Visual Grounding of Whole Radiology Reports for 3D CT Images

Building a large-scale training dataset is an essential problem in the development of medical image recognition systems. Visual grounding techniques, which automatically associate objects in images with corresponding descriptions, can facilitate labeling of large number of images. However, visual grounding of radiology reports for CT images remains challenging, because so many kinds of anomalies are detectable via CT imaging, and resulting report descriptions are long and complex. In this paper, we present the first visual grounding framework designed for CT image and report pairs covering various body parts and diverse anomaly types. Our framework combines two components of 1) anatomical segmentation of images, and 2) report structuring. The anatomical segmentation provides multiple organ masks of given CT images, and helps the grounding model recognize detailed anatomies. The report structuring helps to accurately extract information regarding the presence, location, and type of each anomaly described in corresponding reports. Given the two additional image/report features, the grounding model can achieve better localization. In the verification process, we constructed a large-scale dataset with region-description correspondence annotations for 10,410 studies of 7,321 unique patients. We evaluated our framework using grounding accuracy, the percentage of correctly localized anomalies, as a metric and demonstrated that the combination of the anatomical segmentation and the report structuring improves the performance with a large margin over the baseline model (66.0% vs 77.8%). Comparison with the prior techniques also showed higher performance of our method.
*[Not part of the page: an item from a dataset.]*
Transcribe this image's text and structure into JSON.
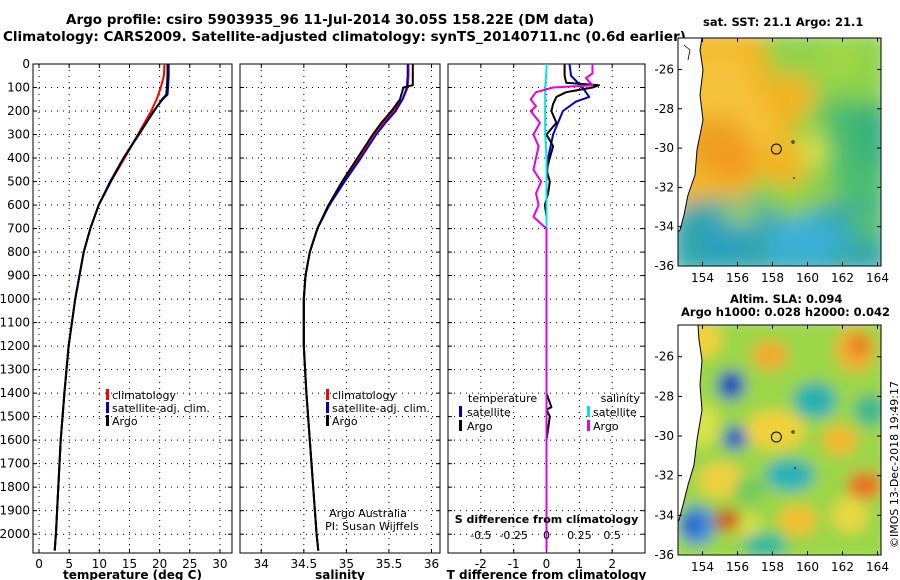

翻译：构建大规模训练数据集是医学图像识别系统发展中的关键问题。视觉定位技术能够自动关联图像中的对象与对应描述，从而促进大规模图像的标注工作。然而，针对CT影像的放射学报告视觉定位仍面临挑战，因为CT成像可检测的异常种类繁多，且生成的报告描述冗长复杂。本文首次提出了适用于CT影像与报告对的视觉定位框架，该框架覆盖多种身体部位和多样异常类型。我们的框架整合了两大组件：1）图像解剖分割，2）报告结构化。解剖分割可为给定CT影像提供多器官掩膜，帮助定位模型识别精细解剖结构；报告结构化则能精确提取对应报告中关于每种异常存在与否、位置及类型的描述信息。借助这两项增强的图像/报告特征，定位模型可实现更优的异常定位。在验证过程中，我们构建了包含7,321名患者10,410项检查的区域-描述对应标注的大规模数据集。采用定位准确率（即正确定位异常的比例）作为评估指标，实验表明，解剖分割与报告结构化的结合使模型性能较基线模型实现了大幅提升（66.0% 对比 77.8%）。与现有技术的比较也证实了本方法的优越性。